The original Super Meat Boy released to huge commercial success back in 2010 and has gone on to be known as one of the very best 2d platformers of all time. Though it can be extremely difficult, the first game is considered by some gamers to be a masterpiece and has gone on to inspire many other platformers over the past ten years. Now, the series has returned with Super Meat Boy Forever.
With such a long break between entries and an incredibly lengthy development cycle, many fans have wondered if a follow-up could ever live up to the greatness of the original. Unfortunately, while Super Meat Boy Forever doesn't hit that same level, the game isn't without its merits, either.
On its surface, Super Meat Boy Forever shares much of its identity with the 2010 original. The graphics and music are nearly identical, which is a very good thing. The cartoonish visuals are simple, yet visually stunning and give off a very Saturday morning cartoon-like feel to them (albeit much more violent and gruesome). The art style almost has a Newgrounds flash game-type vibe to it, which isn't a bad thing. And speaking of cartoon visuals, Forever's cut scenes are some of the biggest stand-outs.
The game's story is simple, with Dr. Fetus returning to kidnap Meat Boy and Bandage Girl's child, sending the parents on a quest to request it. The game features some very lovable characters, with many new ones introduced as well. But unfortunately, pretty visuals, colorful characters, and a fun story aren't enough to save Super Meat Boy Forever.
The biggest change made in Forever from the original game is in its game design. Whereas the original title featured level design that was hand-crafted in order to offer challenging yet rewarding gameplay, the sequel is made up of randomly generated levels. The title Forever refers to the seemingly infinite amount of levels, but the quality likely won't encourage repeat playthroughs.
This is made worse by the fact that the game no longer plays like a regular platformer, and is instead an auto-runner. There are many great auto-runners out there, from Runner 3 to the Rayman mobile games, but unfortunately for Forever, this change from traditional platformer to auto-runner feels like a substantial downgrade. By eliminating the player's freedom of movement, many of the platforming challenges featured throughout the game feel difficult but in all the wrong ways, as much of the control is taken away from the player. While surely some of the fans of the original game might enjoy this change in gameplay, it is such a drastic change that it alters the identity of the sequel.

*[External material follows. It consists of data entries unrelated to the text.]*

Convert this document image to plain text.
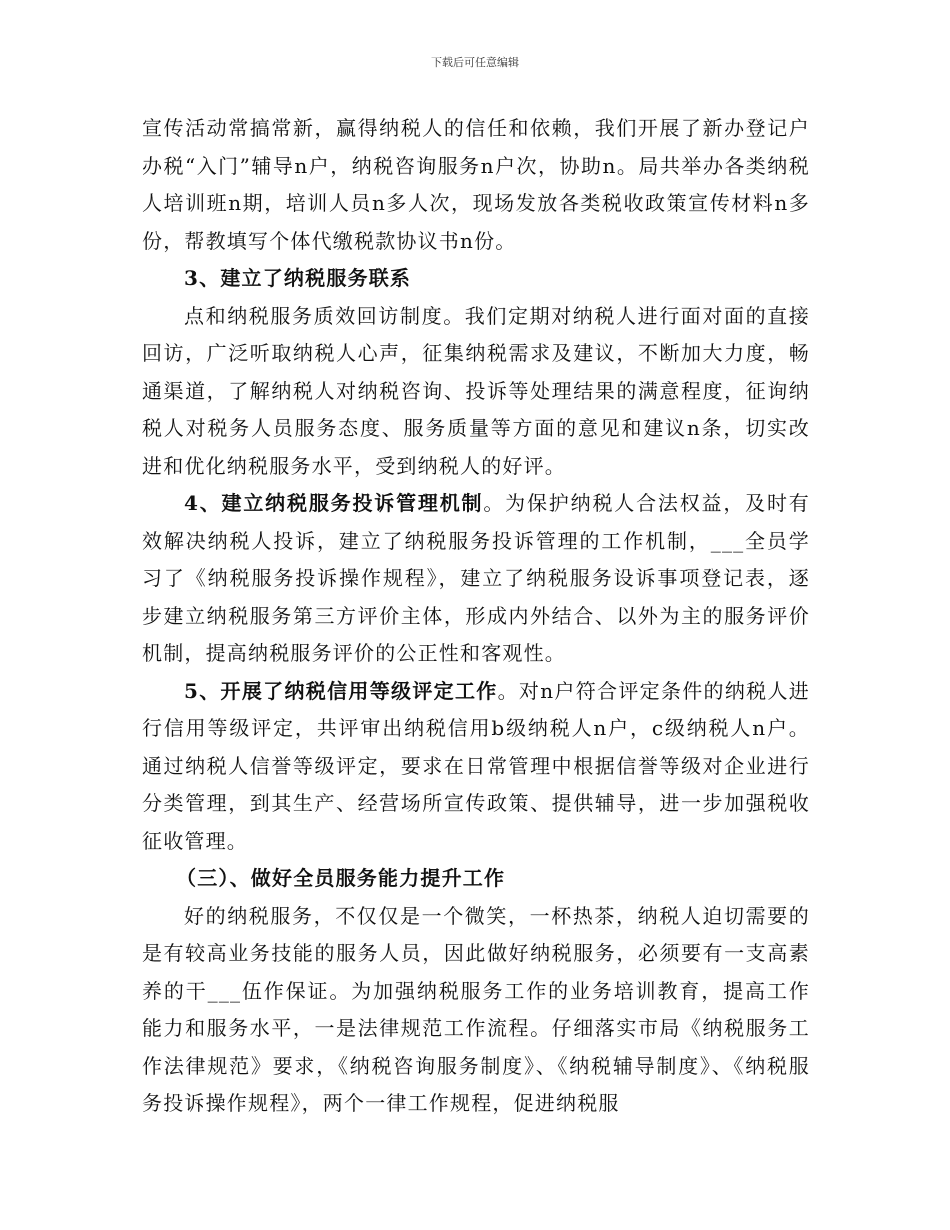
下载后可任意编辑

宣传活动常搞常新，赢得纳税人的信任和依赖，我们开展了新办登记户办税“入门”辅导n户，纳税咨询服务n户次，协助n。局共举办各类纳税人培训班n期，培训人员n多人次，现场发放各类税收政策宣传材料n多份，帮教填写个体代缴税款协议书n份。

3、建立了纳税服务联系

点和纳税服务质效回访制度。我们定期对纳税人进行面对面的直接回访，广泛听取纳税人心声，征集纳税需求及建议，不断加大力度，畅通渠道，了解纳税人对纳税咨询、投诉等处理结果的满意程度，征询纳税人对税务人员服务态度、服务质量等方面的意见和建议n条，切实改进和优化纳税服务水平，受到纳税人的好评。

4、建立纳税服务投诉管理机制。为保护纳税人合法权益，及时有效解决纳税人投诉，建立了纳税服务投诉管理的工作机制，___全员学习了《纳税服务投诉操作规程》，建立了纳税服务设诉事项登记表，逐步建立纳税服务第三方评价主体，形成内外结合、以外为主的服务评价机制，提高纳税服务评价的公正性和客观性。

5、开展了纳税信用等级评定工作。对n户符合评定条件的纳税人进行信用等级评定，共评审出纳税信用b级纳税人n户，c级纳税人n户。通过纳税人信誉等级评定，要求在日常管理中根据信誉等级对企业进行分类管理，到其生产、经营场所宣传政策、提供辅导，进一步加强税收征收管理。

（三）、做好全员服务能力提升工作

好的纳税服务，不仅仅是一个微笑，一杯热茶，纳税人迫切需要的是有较高业务技能的服务人员，因此做好纳税服务，必须要有一支高素养的干___伍作保证。为加强纳税服务工作的业务培训教育，提高工作能力和服务水平，一是法律规范工作流程。仔细落实市局《纳税服务工作法律规范》要求，《纳税咨询服务制度》、《纳税辅导制度》、《纳税服务投诉操作规程》，两个一律工作规程，促进纳税服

One saving grace that the game gives checkpoints to players after every segment of every level, meaning players will never have to start over entire stages if they continue to die over and over on one particular obstacle. This is appreciated, though it still doesn't change the fact that the game's platforming is incredibly frustrating, and often lacking in fun.
With all of this said, Super Meat Boy Forever can still be a fun game at times. The game's boss battles, which are not auto-generated, each have their own level of personality and charm, and will take a bit of work in order to defeat. And because of their hand-crafted nature, all of the boss fights flow very well and are genuinely fun to play. The boss fights show that, if the developers had taken the same approach with the rest of the game, Forever could be a far better game overall.